Réalisée Par Liliane Tiépokin
6 Novembre 2003
interview
Le festival international du dessin de presse et de la BD «Cocobulles» ouvre sa deuxième édition aujourd'hui à Grand Bassam. Zohoré Lassane, président du festival, que nous avons rencontré parle des festivités et des innovations.
La deuxième édition du festival Cocobulles s'ouvre ce matin à Grand Bassam pour quatre jours. Sous quel sceau placez-vous cet événement ?
Sous le signe de la réconciliation. Puisque le thème de Cocobulles, cette année, est, «le Dessin, facteur de réconciliation». La période, il faut le rappeler, se prête au thème que nous avons choisi.
Justement, le thème de l'un des Forums que vous initiez, dans le cadre des rencontres professionnelles traitera de la Culture et de la réconciliation en Côte d'Ivoire. Peut-on savoir déjà quelle peut être la contribution de la bande dessinée dans le rapport Culture et réconciliation ?
Quand on est face à une population qui est à majorité illettrée, le dessin peut-être un bon médium pour passer les messages. Déjà, au niveau des différentes activités des ONG, le dessin est souvent utilisé comme moyen de communication. En tant que pratiquant de cet art, nous nous sommes dit que nous avons notre mot à dire, des choses à faire pour que la population puisse se ressouder davantage. Aujourd'hui, nous sommes dans un processus de réconciliation. Pour accompagner ce processus, il faut que tous les secteurs d'activités puissent jouer leurs partitions pour qu'on retrouve la paix.
Peut-on savoir l'apport de la Côte d'Ivoire dans cette aide que vous avez reçue cette année ?
Je suis au regret de dire que la Côte d'Ivoire n'a rien apporté. Tous nos partenaires viennent de l'extérieur. Notamment «AFRICALIA», la Coopération française et les Suisse.
Au niveau de la Côte d'Ivoire, c'est dommage. Mais, il faut le dire, nous ne sommes pas soutenus comme il le faut. Or, en ce moment, la Côte d'Ivoire a besoin de redorer son blason. Et je pense que des manifestations culturelles comme «Cocobulles» l'y aideront.
Peut-on avoir une idée des points saillants du festival ?
Il est prévu des expositions. Une exposition de «Tâche d'encre», une exposition «Regard d'ailleurs» avec des dessinateurs venus de l'extérieur. Il y a aussi l'exposition «Cauphy Gombo», qui est l'attraction du festival. On a des séminaires de formation, des ateliers, des animations. Nous avons invité des personnes qui font de l'animation du dessin animé, pour montrer qu'en Côte d'Ivoire, il y a une dynamique au niveau de la bande dessinée et l'animation.

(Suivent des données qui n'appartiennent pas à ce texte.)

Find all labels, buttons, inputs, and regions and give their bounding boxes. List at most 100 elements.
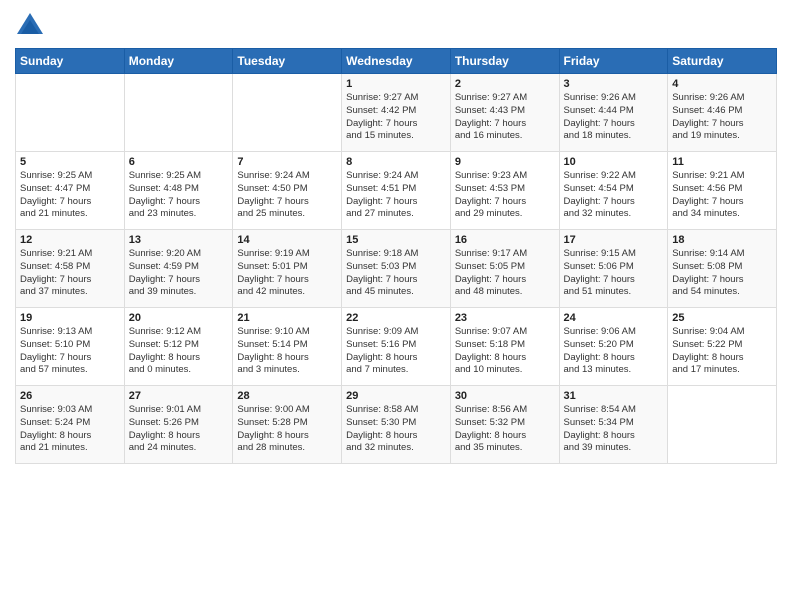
cell-content: Sunrise: 9:01 AM Sunset: 5:26 PM Dayligh… — [129, 404, 229, 455]
calendar-cell: 26 Sunrise: 9:03 AM Sunset: 5:24 PM Dayli… — [16, 386, 125, 464]
cell-content: Sunrise: 9:27 AM Sunset: 4:42 PM Dayligh… — [346, 92, 446, 143]
week-row-3: 19 Sunrise: 9:13 AM Sunset: 5:10 PM Dayli… — [16, 308, 777, 386]
cell-content: Sunrise: 9:00 AM Sunset: 5:28 PM Dayligh… — [237, 404, 337, 455]
day-number: 26 — [20, 390, 120, 402]
header-day-tuesday: Tuesday — [233, 49, 342, 74]
cell-content: Sunrise: 9:23 AM Sunset: 4:53 PM Dayligh… — [455, 170, 555, 221]
calendar-cell: 28 Sunrise: 9:00 AM Sunset: 5:28 PM Dayli… — [233, 386, 342, 464]
cell-content: Sunrise: 9:14 AM Sunset: 5:08 PM Dayligh… — [672, 248, 772, 299]
week-row-1: 5 Sunrise: 9:25 AM Sunset: 4:47 PM Daylig… — [16, 152, 777, 230]
day-number: 22 — [346, 312, 446, 324]
cell-content: Sunrise: 9:19 AM Sunset: 5:01 PM Dayligh… — [237, 248, 337, 299]
calendar-cell: 24 Sunrise: 9:06 AM Sunset: 5:20 PM Dayli… — [559, 308, 668, 386]
cell-content: Sunrise: 9:12 AM Sunset: 5:12 PM Dayligh… — [129, 326, 229, 377]
header-row: SundayMondayTuesdayWednesdayThursdayFrid… — [16, 49, 777, 74]
day-number: 5 — [20, 156, 120, 168]
day-number: 17 — [564, 234, 664, 246]
day-number: 1 — [346, 78, 446, 90]
day-number: 15 — [346, 234, 446, 246]
header-day-wednesday: Wednesday — [342, 49, 451, 74]
cell-content: Sunrise: 9:24 AM Sunset: 4:50 PM Dayligh… — [237, 170, 337, 221]
cell-content: Sunrise: 9:20 AM Sunset: 4:59 PM Dayligh… — [129, 248, 229, 299]
calendar-cell: 6 Sunrise: 9:25 AM Sunset: 4:48 PM Daylig… — [124, 152, 233, 230]
cell-content: Sunrise: 9:09 AM Sunset: 5:16 PM Dayligh… — [346, 326, 446, 377]
day-number: 16 — [455, 234, 555, 246]
page-container: SundayMondayTuesdayWednesdayThursdayFrid… — [0, 0, 792, 612]
header-day-saturday: Saturday — [668, 49, 777, 74]
calendar-cell: 8 Sunrise: 9:24 AM Sunset: 4:51 PM Daylig… — [342, 152, 451, 230]
cell-content: Sunrise: 9:17 AM Sunset: 5:05 PM Dayligh… — [455, 248, 555, 299]
day-number: 31 — [564, 390, 664, 402]
cell-content: Sunrise: 8:58 AM Sunset: 5:30 PM Dayligh… — [346, 404, 446, 455]
cell-content: Sunrise: 9:27 AM Sunset: 4:43 PM Dayligh… — [455, 92, 555, 143]
calendar-cell: 11 Sunrise: 9:21 AM Sunset: 4:56 PM Dayli… — [668, 152, 777, 230]
cell-content: Sunrise: 9:25 AM Sunset: 4:47 PM Dayligh… — [20, 170, 120, 221]
calendar-cell: 30 Sunrise: 8:56 AM Sunset: 5:32 PM Dayli… — [450, 386, 559, 464]
day-number: 3 — [564, 78, 664, 90]
cell-content: Sunrise: 9:13 AM Sunset: 5:10 PM Dayligh… — [20, 326, 120, 377]
calendar-body: 1 Sunrise: 9:27 AM Sunset: 4:42 PM Daylig… — [16, 74, 777, 464]
calendar-cell: 16 Sunrise: 9:17 AM Sunset: 5:05 PM Dayli… — [450, 230, 559, 308]
calendar-cell: 12 Sunrise: 9:21 AM Sunset: 4:58 PM Dayli… — [16, 230, 125, 308]
cell-content: Sunrise: 9:24 AM Sunset: 4:51 PM Dayligh… — [346, 170, 446, 221]
calendar-cell: 3 Sunrise: 9:26 AM Sunset: 4:44 PM Daylig… — [559, 74, 668, 152]
cell-content: Sunrise: 8:54 AM Sunset: 5:34 PM Dayligh… — [564, 404, 664, 455]
cell-content: Sunrise: 9:15 AM Sunset: 5:06 PM Dayligh… — [564, 248, 664, 299]
calendar-cell: 27 Sunrise: 9:01 AM Sunset: 5:26 PM Dayli… — [124, 386, 233, 464]
day-number: 12 — [20, 234, 120, 246]
week-row-0: 1 Sunrise: 9:27 AM Sunset: 4:42 PM Daylig… — [16, 74, 777, 152]
calendar-cell — [124, 74, 233, 152]
day-number: 30 — [455, 390, 555, 402]
calendar-header: SundayMondayTuesdayWednesdayThursdayFrid… — [16, 49, 777, 74]
day-number: 28 — [237, 390, 337, 402]
calendar-cell — [668, 386, 777, 464]
calendar-cell: 4Sunrise: 9:26 AM Sunset: 4:46 PM Daylig… — [668, 74, 777, 152]
cell-content: Sunrise: 9:21 AM Sunset: 4:58 PM Dayligh… — [20, 248, 120, 299]
header-day-monday: Monday — [124, 49, 233, 74]
calendar-cell — [233, 74, 342, 152]
week-row-4: 26 Sunrise: 9:03 AM Sunset: 5:24 PM Dayli… — [16, 386, 777, 464]
day-number: 19 — [20, 312, 120, 324]
cell-content: Sunrise: 9:06 AM Sunset: 5:20 PM Dayligh… — [564, 326, 664, 377]
calendar-cell: 29 Sunrise: 8:58 AM Sunset: 5:30 PM Dayli… — [342, 386, 451, 464]
calendar-cell — [16, 74, 125, 152]
cell-content: Sunrise: 8:56 AM Sunset: 5:32 PM Dayligh… — [455, 404, 555, 455]
calendar-cell: 1 Sunrise: 9:27 AM Sunset: 4:42 PM Daylig… — [342, 74, 451, 152]
day-number: 8 — [346, 156, 446, 168]
header-day-thursday: Thursday — [450, 49, 559, 74]
calendar-cell: 9 Sunrise: 9:23 AM Sunset: 4:53 PM Daylig… — [450, 152, 559, 230]
cell-content: Sunrise: 9:22 AM Sunset: 4:54 PM Dayligh… — [564, 170, 664, 221]
day-number: 27 — [129, 390, 229, 402]
day-number: 7 — [237, 156, 337, 168]
day-number: 29 — [346, 390, 446, 402]
day-number: 10 — [564, 156, 664, 168]
day-number: 9 — [455, 156, 555, 168]
calendar-cell: 10 Sunrise: 9:22 AM Sunset: 4:54 PM Dayli… — [559, 152, 668, 230]
day-number: 14 — [237, 234, 337, 246]
calendar-cell: 19 Sunrise: 9:13 AM Sunset: 5:10 PM Dayli… — [16, 308, 125, 386]
day-number: 6 — [129, 156, 229, 168]
day-number: 24 — [564, 312, 664, 324]
day-number: 25 — [672, 312, 772, 324]
header-day-sunday: Sunday — [16, 49, 125, 74]
calendar-cell: 25Sunrise: 9:04 AM Sunset: 5:22 PM Dayli… — [668, 308, 777, 386]
calendar-cell: 2 Sunrise: 9:27 AM Sunset: 4:43 PM Daylig… — [450, 74, 559, 152]
day-number: 21 — [237, 312, 337, 324]
logo — [15, 10, 48, 40]
cell-content: Sunrise: 9:26 AM Sunset: 4:44 PM Dayligh… — [564, 92, 664, 143]
cell-content: Sunrise: 9:03 AM Sunset: 5:24 PM Dayligh… — [20, 404, 120, 455]
calendar-cell: 22 Sunrise: 9:09 AM Sunset: 5:16 PM Dayli… — [342, 308, 451, 386]
calendar-cell: 31 Sunrise: 8:54 AM Sunset: 5:34 PM Dayli… — [559, 386, 668, 464]
day-number: 2 — [455, 78, 555, 90]
day-number: 11 — [672, 156, 772, 168]
calendar-cell: 15Sunrise: 9:18 AM Sunset: 5:03 PM Dayli… — [342, 230, 451, 308]
calendar-cell: 23Sunrise: 9:07 AM Sunset: 5:18 PM Dayli… — [450, 308, 559, 386]
calendar-cell: 21Sunrise: 9:10 AM Sunset: 5:14 PM Dayli… — [233, 308, 342, 386]
cell-content: Sunrise: 9:21 AM Sunset: 4:56 PM Dayligh… — [672, 170, 772, 221]
calendar-table: SundayMondayTuesdayWednesdayThursdayFrid… — [15, 48, 777, 464]
cell-content: Sunrise: 9:25 AM Sunset: 4:48 PM Dayligh… — [129, 170, 229, 221]
calendar-cell: 7 Sunrise: 9:24 AM Sunset: 4:50 PM Daylig… — [233, 152, 342, 230]
cell-content: Sunrise: 9:07 AM Sunset: 5:18 PM Dayligh… — [455, 326, 555, 377]
day-number: 18 — [672, 234, 772, 246]
week-row-2: 12 Sunrise: 9:21 AM Sunset: 4:58 PM Dayli… — [16, 230, 777, 308]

Combien de personnes attendez-vous Et quels sont les principaux invités.
Au niveau de l'Europe, on a Fournier qui fait «Spirou et Fanlasso», il y a Walter, l'Association des dessinateurs Suisse romane qui viennent. Au niveau de l'Afrique, on a Paillet, Boulama. En somme, une quarantaine de personnes qui seront présentes. Ce qui est de loin consistant par rapport au premier festival, où on n'avait que six à sept invités. On avons essayé de nous préparer depuis 2001 afin d'avoir beaucoup d'invités. Mais à cause de la situation du pays, nous croyons que ceux qui viendront sont en nombre non négligeable.
Le dessin d'animation fait partie du domaine de vos activités. La structure «Regia» vient de produire les premiers dessins animés africains. Avez-vous été approchés en tant que Caricaturiste.
Nous sommes prêts à collaborer avec tous ceux qui évoluent dans ce domaine. Mais, pour ce projet, nous n'avons pas été approchés. Ils n'étaient non plus pas obligés de nous approcher parce qu'ils ont des techniciens pour réaliser leurs films. De notre côté, nous sommes en train de développer quelque chose avec un autre partenaire. D'ici peu, on aura des résultats.